Clownfish (subfamily Amphiprioninae)

We’ve all heard of clownfish, and presumably most of us have seen Finding Nemo, but how much do you actually know about these little guys? I knew very little until I looked them up, and they’ve actually got quite a lot going on.

Clownfish belong to the subfamily Amphiprioninae, and there are thirty different species. Not all of them have the typical orange and white striped look. They can range from yellow to orange to red or black, and can have various degrees of white on them. Clownfish live in the Pacific and Indian oceans, in warm water reefs or lagoons.
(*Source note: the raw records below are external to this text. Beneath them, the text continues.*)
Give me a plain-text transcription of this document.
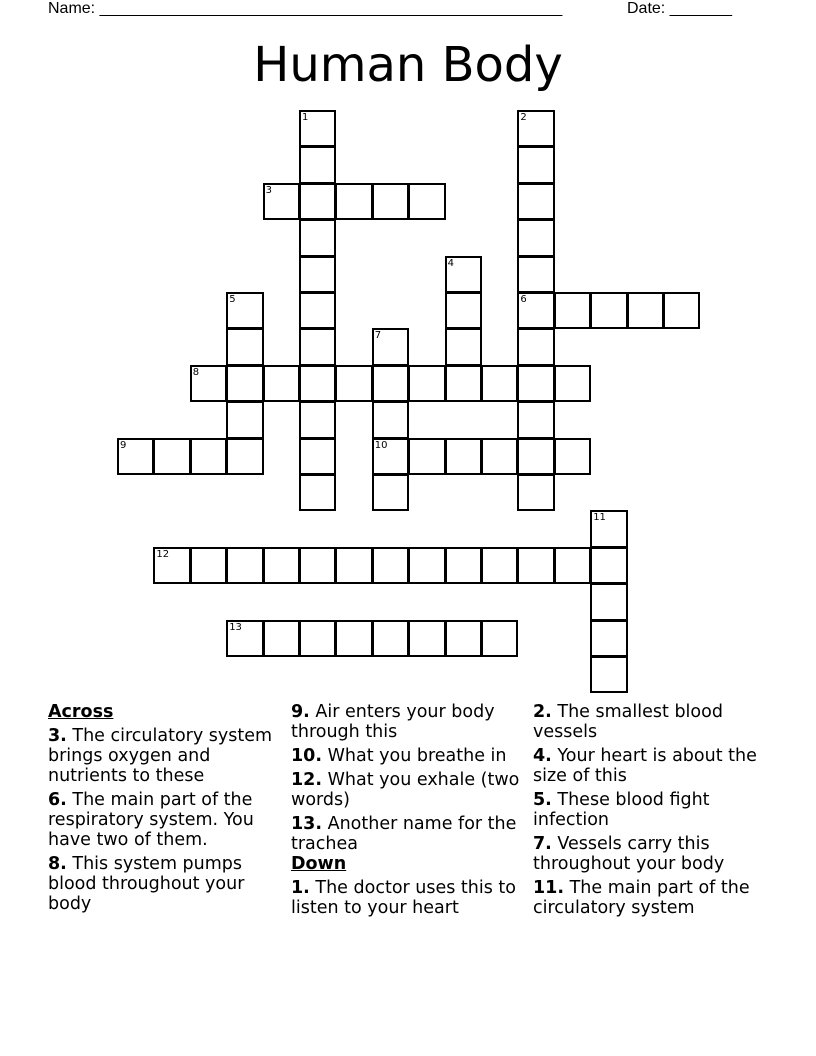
Name: ____________________________________________________	Date: _______
Human Body
1	2
6
3
4
5
7
10
8
9
11
12
13
Across
3. The circulatory system brings oxygen and nutrients to these
6. The main part of the respiratory system. You have two of them.
8. This system pumps blood throughout your body
9. Air enters your body through this
10. What you breathe in
12. What you exhale (two words)
13. Another name for the trachea
Down
1. The doctor uses this to listen to your heart
2. The smallest blood vessels
4. Your heart is about the size of this
5. These blood fight infection
7. Vessels carry this throughout your body
11. The main part of the circulatory system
A clownfish rubbing itself on its host's tentacles.

A clownfish rubbing itself on its host’s tentacles.

One of the most well-known facts about clownfish is their association with sea anemones. Clownfish and anemones form a symbiotic relationship, with each partner benefitting from the other’s presence. The clownfish receives protection from predators in the form of the anemone’s stinging tentacles. The clownfish also gets to eat any scraps of food left behind from the anemone’s meals, and will even eat dead anemone tentacles. Though it seems like it wouldn’t be very nice to have your body parts eaten by your partner, the anemone does get some perks by having the clownfish around. The clownfish defends the anemone from predators, and keeps it clear of parasites. The anemone also gets to snack on tasty clownfish excrement, which not only is a delicious meal, but helps incorporate algae into the anemone, which aids in tissue growth. The clownfish also helps aerate the anemone, by swimming around the anemone tentacles in certain patterns.

A big question about clownfish is why they aren’t stung by the anemone’s tentacles. One possible explanation is the composition of the clownfish’s mucus layer. Instead of being mostly made of proteins, like most fish, the clownfish’s mucus layer is mainly sugar based. This could fool the anemone into thinking the clownfish is not a source of food, thus preventing the anemone from firing its stingers. Another possibility is that clownfish have develop a resistance to their host’s toxins. Experimentally it has been shown that some species of clownfish have developed resistance to the toxin, but not full immunity. Thus it seems like the mucus layer is key to the clownfish’s anemone inhabiting lifestyle.

A red clownfish, just chilling in the safety of the anemone.

A red clownfish, just chilling in the safety of the anemone.

One thing I definitely didn’t know about clownfish is that they are sequential hermaphrodites. They start their lives as males, and switch to being female when the need arises. In fact, clownfish live in groups with a strict dominance hierarchy. Each group has one female and one dominant male. Only the dominant male mates, and he is the one that takes care of any eggs the female lays. If the female of the group dies, the dominant male switches to being female and every male moves up a rank in the hierarchy.

So in Finding Nemo, when Nemo’s mother dies, Marlin (assuming Marlin was the dominant male) would have turned have turned into a female. I don’t know how much that would have changed the movie, but that’s what would happen. Maybe having a dad turn into a mom would have scarred too many small children. Who knows.